2) Lines 488-493 - I do not see evidence for the referred adaptation to grape. From Fig S6 I conclude that in general actinobacteria reduce in number with increasing time in grape. Please explain better your interpretation. Also there is no figure S6.1
3) Lines 472-502 - I would reduce this paragraph in size so to downplay its overall importance in the manuscript. I think it is a bit too speculative considering the strength of the data obtained. (see comment above about fig S6).

Specific Comments: Line 15 – replace “adaptation” by “conditions”.
Line 33 - replace “participate” by “contribute”.
Line 34 - replace “to” by “for”.
Lines 83-85 - expectations for this analysis should be clearly stated in the introduction.
Lines 90-92 - some more info here would be helpful (e.g. number of founders, generations in the new laboratory).
Lines 97-99 - is it possible to have an idea of the relative abundance of the bacteria chosen in the whole bacterial community of this D. melanogaster strain?
Lines 223-224 – Was a correction for multiple testing applied?
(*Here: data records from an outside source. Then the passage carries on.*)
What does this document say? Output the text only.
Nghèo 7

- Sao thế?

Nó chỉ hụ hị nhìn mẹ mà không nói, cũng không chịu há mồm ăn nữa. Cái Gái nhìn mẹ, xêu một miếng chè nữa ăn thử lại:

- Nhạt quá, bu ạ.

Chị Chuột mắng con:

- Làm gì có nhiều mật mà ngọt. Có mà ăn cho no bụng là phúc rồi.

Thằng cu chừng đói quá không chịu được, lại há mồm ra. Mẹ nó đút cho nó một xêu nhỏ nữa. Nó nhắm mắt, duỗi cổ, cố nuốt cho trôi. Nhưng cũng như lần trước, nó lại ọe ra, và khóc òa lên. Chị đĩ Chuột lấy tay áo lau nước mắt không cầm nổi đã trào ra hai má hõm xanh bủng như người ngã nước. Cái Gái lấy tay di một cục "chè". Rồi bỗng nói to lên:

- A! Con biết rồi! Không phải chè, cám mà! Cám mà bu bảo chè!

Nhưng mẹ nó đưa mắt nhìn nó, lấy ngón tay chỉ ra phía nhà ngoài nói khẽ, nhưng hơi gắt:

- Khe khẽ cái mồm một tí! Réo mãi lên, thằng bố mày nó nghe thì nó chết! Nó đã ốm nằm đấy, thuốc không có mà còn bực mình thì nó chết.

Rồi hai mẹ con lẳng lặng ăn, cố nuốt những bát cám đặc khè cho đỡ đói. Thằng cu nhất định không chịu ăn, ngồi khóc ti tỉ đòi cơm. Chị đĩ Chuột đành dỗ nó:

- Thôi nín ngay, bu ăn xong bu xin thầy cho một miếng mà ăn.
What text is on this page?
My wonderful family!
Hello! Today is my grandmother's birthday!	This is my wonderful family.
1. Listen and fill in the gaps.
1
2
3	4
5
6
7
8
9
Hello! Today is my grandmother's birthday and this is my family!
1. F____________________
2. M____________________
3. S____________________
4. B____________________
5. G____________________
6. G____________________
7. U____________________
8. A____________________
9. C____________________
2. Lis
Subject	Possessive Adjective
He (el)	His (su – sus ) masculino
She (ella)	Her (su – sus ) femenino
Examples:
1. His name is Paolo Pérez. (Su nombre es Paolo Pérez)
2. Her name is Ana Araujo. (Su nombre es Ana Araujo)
It might be adequate as several comparisons were made.
Lines 266-267 - I would say "means not connected by at least one shared letter are significantly different."
Lines 305-307 - was this tested statistically? if so please refer test statistics. It might be relevant to do so for both males and females, as in both cases heterogeneity is observable between environments.
Line 333 – I think you mean figure S5.2A.
Line 335 – I think you mean figure S5.2B. Also fig S5.1 should be referred in this section.
Lines 339-341 - I had trouble understanding this sentence, please rephase it.
Also I would state here the major finding of the study: that the effects of different symbionts on host phenotype are environment-dependent.
Lines 399-401 - I don't see how this conclusion can result from figure 4. Actually I don't think this can be concluded at all (based on the data from fig S6) – see also comments 2) and 3).
Lines 411-413 - Remove or move to methods.
Line 470 - replace “participate” by “contribute”.